After frying up a batch of these Fried Stuffed Olives from David Leite's The New Portuguese Table, I hereby nominate them for a place in the bar snack hall of fame. Olives, cheese, cured pork, and roasted almonds make appearances at the cocktail hour spread, but not enough like this. Stuffing the juicy green olives with all the savory components leads to fantastic results but, breading and frying them after they've been stuffed? They might just be one of the best things that I've ever eaten before dinner.
Leite gives many options for stuffing your olives. Tiny chunks of Serrano ham get warmed just enough to start rendering a little of their fat, infusing the olives with a touch of porky flavor. Slivers of sheep's milk cheese melted and oozed into the center of the olives. The olive oil packed tuna stuffed olives brought to mind a Niçoise salad, and the almonds provided a nutty richness. But the most exciting part about these olives is that once fried, they all look identical which means that you never know what filling you are getting when you dive into the bowl.

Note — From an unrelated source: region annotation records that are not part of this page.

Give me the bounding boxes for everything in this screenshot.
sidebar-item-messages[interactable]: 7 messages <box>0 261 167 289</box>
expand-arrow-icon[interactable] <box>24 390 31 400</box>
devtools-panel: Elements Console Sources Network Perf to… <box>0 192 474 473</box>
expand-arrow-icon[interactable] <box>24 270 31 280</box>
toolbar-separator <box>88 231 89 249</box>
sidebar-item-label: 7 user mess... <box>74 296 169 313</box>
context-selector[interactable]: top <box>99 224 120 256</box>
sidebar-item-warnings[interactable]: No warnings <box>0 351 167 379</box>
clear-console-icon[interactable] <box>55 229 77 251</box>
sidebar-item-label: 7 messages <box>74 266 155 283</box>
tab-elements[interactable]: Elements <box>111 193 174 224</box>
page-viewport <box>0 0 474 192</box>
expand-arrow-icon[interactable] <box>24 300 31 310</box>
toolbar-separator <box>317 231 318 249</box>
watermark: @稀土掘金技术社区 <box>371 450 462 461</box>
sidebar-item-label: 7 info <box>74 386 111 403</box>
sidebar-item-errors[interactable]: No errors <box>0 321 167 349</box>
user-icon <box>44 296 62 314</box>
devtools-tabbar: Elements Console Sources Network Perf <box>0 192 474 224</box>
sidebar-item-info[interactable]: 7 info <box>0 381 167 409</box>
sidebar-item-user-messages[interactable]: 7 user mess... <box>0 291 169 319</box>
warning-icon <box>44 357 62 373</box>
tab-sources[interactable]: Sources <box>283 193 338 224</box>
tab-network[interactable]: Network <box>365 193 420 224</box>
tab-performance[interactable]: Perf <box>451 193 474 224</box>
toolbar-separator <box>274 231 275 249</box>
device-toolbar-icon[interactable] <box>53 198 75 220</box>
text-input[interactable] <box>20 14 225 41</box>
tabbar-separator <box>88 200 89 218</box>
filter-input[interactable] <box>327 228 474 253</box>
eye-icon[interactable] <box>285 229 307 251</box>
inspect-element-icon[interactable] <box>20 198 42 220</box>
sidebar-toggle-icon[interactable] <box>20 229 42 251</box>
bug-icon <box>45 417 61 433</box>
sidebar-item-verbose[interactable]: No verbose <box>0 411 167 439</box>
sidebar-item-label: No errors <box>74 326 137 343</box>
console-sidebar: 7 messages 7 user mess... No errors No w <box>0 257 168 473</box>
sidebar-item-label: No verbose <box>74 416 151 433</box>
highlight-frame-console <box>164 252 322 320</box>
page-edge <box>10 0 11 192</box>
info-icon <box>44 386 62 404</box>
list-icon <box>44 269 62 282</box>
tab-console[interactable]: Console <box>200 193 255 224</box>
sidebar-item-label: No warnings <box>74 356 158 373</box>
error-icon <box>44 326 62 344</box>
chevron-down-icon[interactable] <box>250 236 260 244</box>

As always with our Cook the Book feature, we have five (5) copies of The New Portuguese Table to give away this week.
- Yield:40 olives
- For the olives:
- 1/2 cup all-purpose flour
- 2 large eggs, beaten
- 3/4 cup dried bread crumbs
- 40 green or black brined olives, such as Manzanilla, Kalamata, Gaeta, or Niçoise, drained and pitted
- For the stuffing—Your choice of:
- Shards of cooked salt cod, drained canned tuna in oil, presunto, Serrano ham, or proscuitto
- Minced hard-boiled egg
- Firm sheep's-milk cheese, such as Nisa, Évora, or Percorino Toscano
- Roasted Almonds
- Vegetable oil, for deep frying
- Lemon wedges, for serving
Fill three bowls, from left to right, with the flour, eggs, and bread crumbs. Stuff the olives with your choice of fillings.
Spear and olive with a toothpick and twirl it in the flour to coat evenly, swirl it in the egg, and then roll it in the bread crumbs. Use a fork to pop it off the toothpick onto a plate. Repeat until all of the olives are crumbed. Those who like to get their hands dirty can eschew the toothpick.

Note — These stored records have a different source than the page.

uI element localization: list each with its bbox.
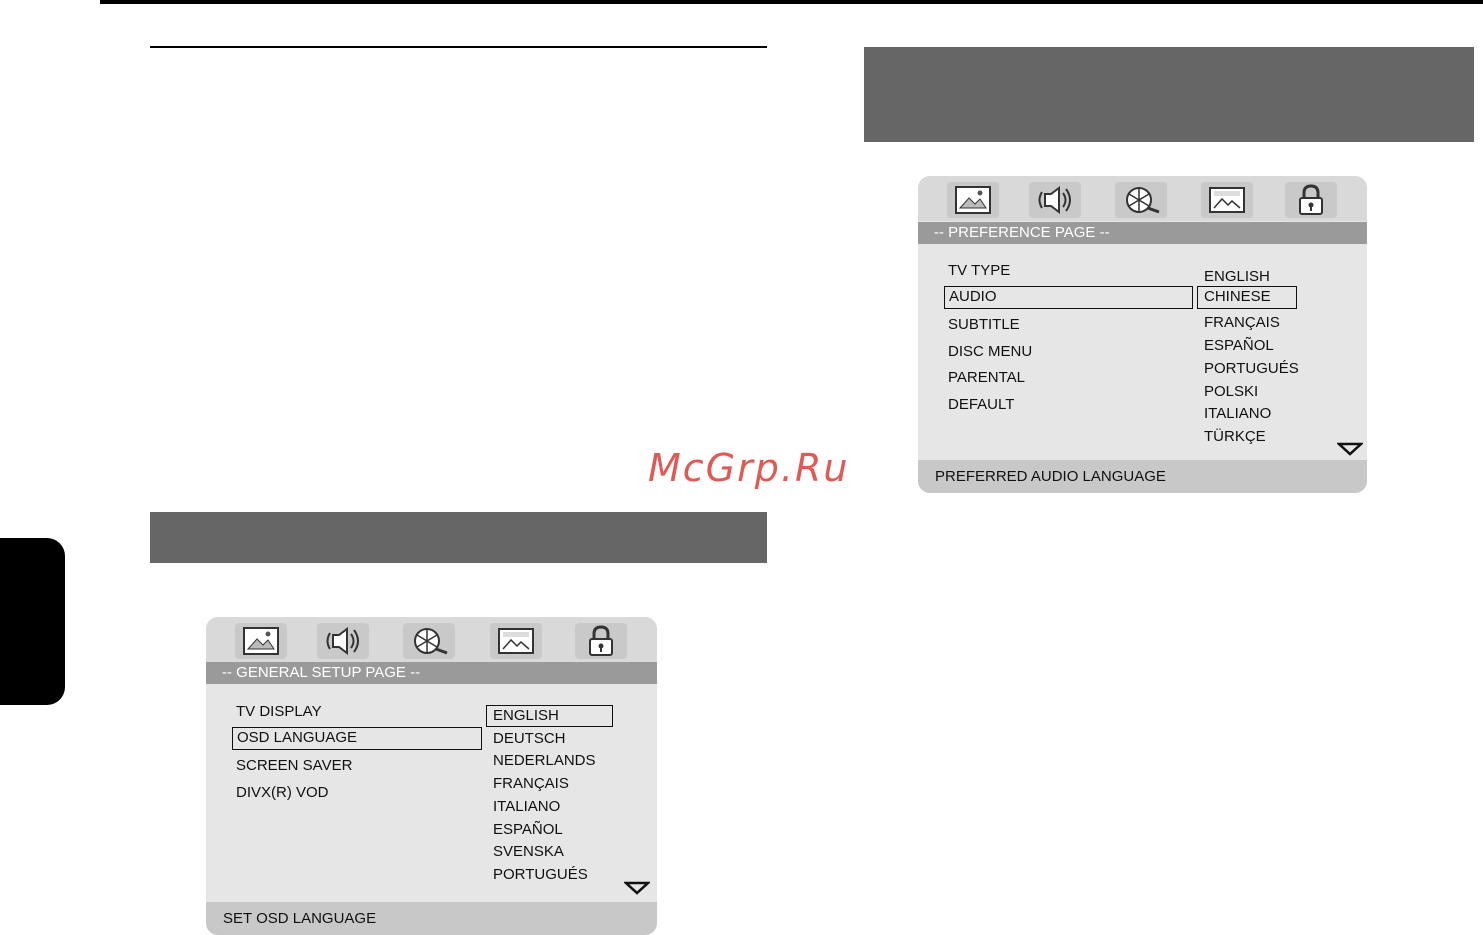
status-text: PREFERRED AUDIO LANGUAGE xyxy=(935,468,1166,485)
page-title-bar: -- GENERAL SETUP PAGE -- xyxy=(206,662,657,684)
option-espanol[interactable]: ESPAÑOL xyxy=(493,820,563,840)
top-rule xyxy=(100,0,1483,4)
option-francais[interactable]: FRANÇAIS xyxy=(493,774,569,794)
audio-setup-icon[interactable] xyxy=(317,623,369,659)
status-bar: SET OSD LANGUAGE xyxy=(206,902,657,935)
menu-item-tv-display[interactable]: TV DISPLAY xyxy=(236,702,322,722)
option-francais[interactable]: FRANÇAIS xyxy=(1204,313,1280,333)
menu-item-audio[interactable]: AUDIO xyxy=(944,286,1193,309)
option-portugues[interactable]: PORTUGUÉS xyxy=(1204,359,1299,379)
language-tab xyxy=(0,538,65,705)
page-title: -- GENERAL SETUP PAGE -- xyxy=(222,664,421,681)
video-setup-icon[interactable] xyxy=(1115,182,1167,218)
preference-icon[interactable] xyxy=(490,623,542,659)
general-setup-icon[interactable] xyxy=(235,623,287,659)
menu-item-default[interactable]: DEFAULT xyxy=(948,395,1014,415)
scroll-down-arrow-icon[interactable] xyxy=(624,881,650,895)
option-nederlands[interactable]: NEDERLANDS xyxy=(493,751,596,771)
general-setup-icon[interactable] xyxy=(947,182,999,218)
general-setup-menu: -- GENERAL SETUP PAGE -- TV DISPLAY OSD … xyxy=(206,617,657,935)
menu-item-subtitle[interactable]: SUBTITLE xyxy=(948,315,1020,335)
option-english[interactable]: ENGLISH xyxy=(1204,267,1270,287)
option-italiano[interactable]: ITALIANO xyxy=(493,797,560,817)
menu-item-disc-menu[interactable]: DISC MENU xyxy=(948,342,1032,362)
password-lock-icon[interactable] xyxy=(575,623,627,659)
watermark: McGrp.Ru xyxy=(648,446,850,490)
option-chinese[interactable]: CHINESE xyxy=(1197,286,1297,309)
option-espanol[interactable]: ESPAÑOL xyxy=(1204,336,1274,356)
option-svenska[interactable]: SVENSKA xyxy=(493,842,564,862)
menu-item-tv-type[interactable]: TV TYPE xyxy=(948,261,1010,281)
menu-item-divx-vod[interactable]: DIVX(R) VOD xyxy=(236,783,329,803)
password-lock-icon[interactable] xyxy=(1285,182,1337,218)
heading-bar-left xyxy=(150,512,767,563)
preference-icon[interactable] xyxy=(1201,182,1253,218)
option-deutsch[interactable]: DEUTSCH xyxy=(493,729,566,749)
menu-item-parental[interactable]: PARENTAL xyxy=(948,368,1025,388)
status-bar: PREFERRED AUDIO LANGUAGE xyxy=(918,460,1367,493)
option-polski[interactable]: POLSKI xyxy=(1204,382,1258,402)
status-text: SET OSD LANGUAGE xyxy=(223,910,377,927)
icon-row xyxy=(206,617,657,662)
scroll-down-arrow-icon[interactable] xyxy=(1337,442,1363,456)
heading-bar-right xyxy=(864,47,1474,142)
preference-menu: -- PREFERENCE PAGE -- TV TYPE AUDIO SUBT… xyxy=(918,176,1367,493)
icon-row xyxy=(918,176,1367,221)
page-title-bar: -- PREFERENCE PAGE -- xyxy=(918,222,1367,244)
option-turkce[interactable]: TÜRKÇE xyxy=(1204,427,1266,447)
option-portugues[interactable]: PORTUGUÉS xyxy=(493,865,588,885)
page-title: -- PREFERENCE PAGE -- xyxy=(934,224,1110,241)
video-setup-icon[interactable] xyxy=(403,623,455,659)
option-italiano[interactable]: ITALIANO xyxy=(1204,404,1271,424)
option-english[interactable]: ENGLISH xyxy=(486,705,613,727)
section-rule xyxy=(150,46,767,48)
menu-item-screen-saver[interactable]: SCREEN SAVER xyxy=(236,756,352,776)
audio-setup-icon[interactable] xyxy=(1029,182,1081,218)
menu-item-osd-language[interactable]: OSD LANGUAGE xyxy=(232,727,482,750)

Heat 1 1/2 inches of oil in a medium saucepan until it reaches 350°F on a deep-fat thermometer or a candy thermometer. Place a few of the olives at a time in the bowl of a slotted metal spoon and lower them into the oil. Fry in batches until golden brown, less than 1 minute. Fish out the olives with a spoon and transfer them to paper towels. Spritz them with lemon while sizzling, if you like. Serve hot.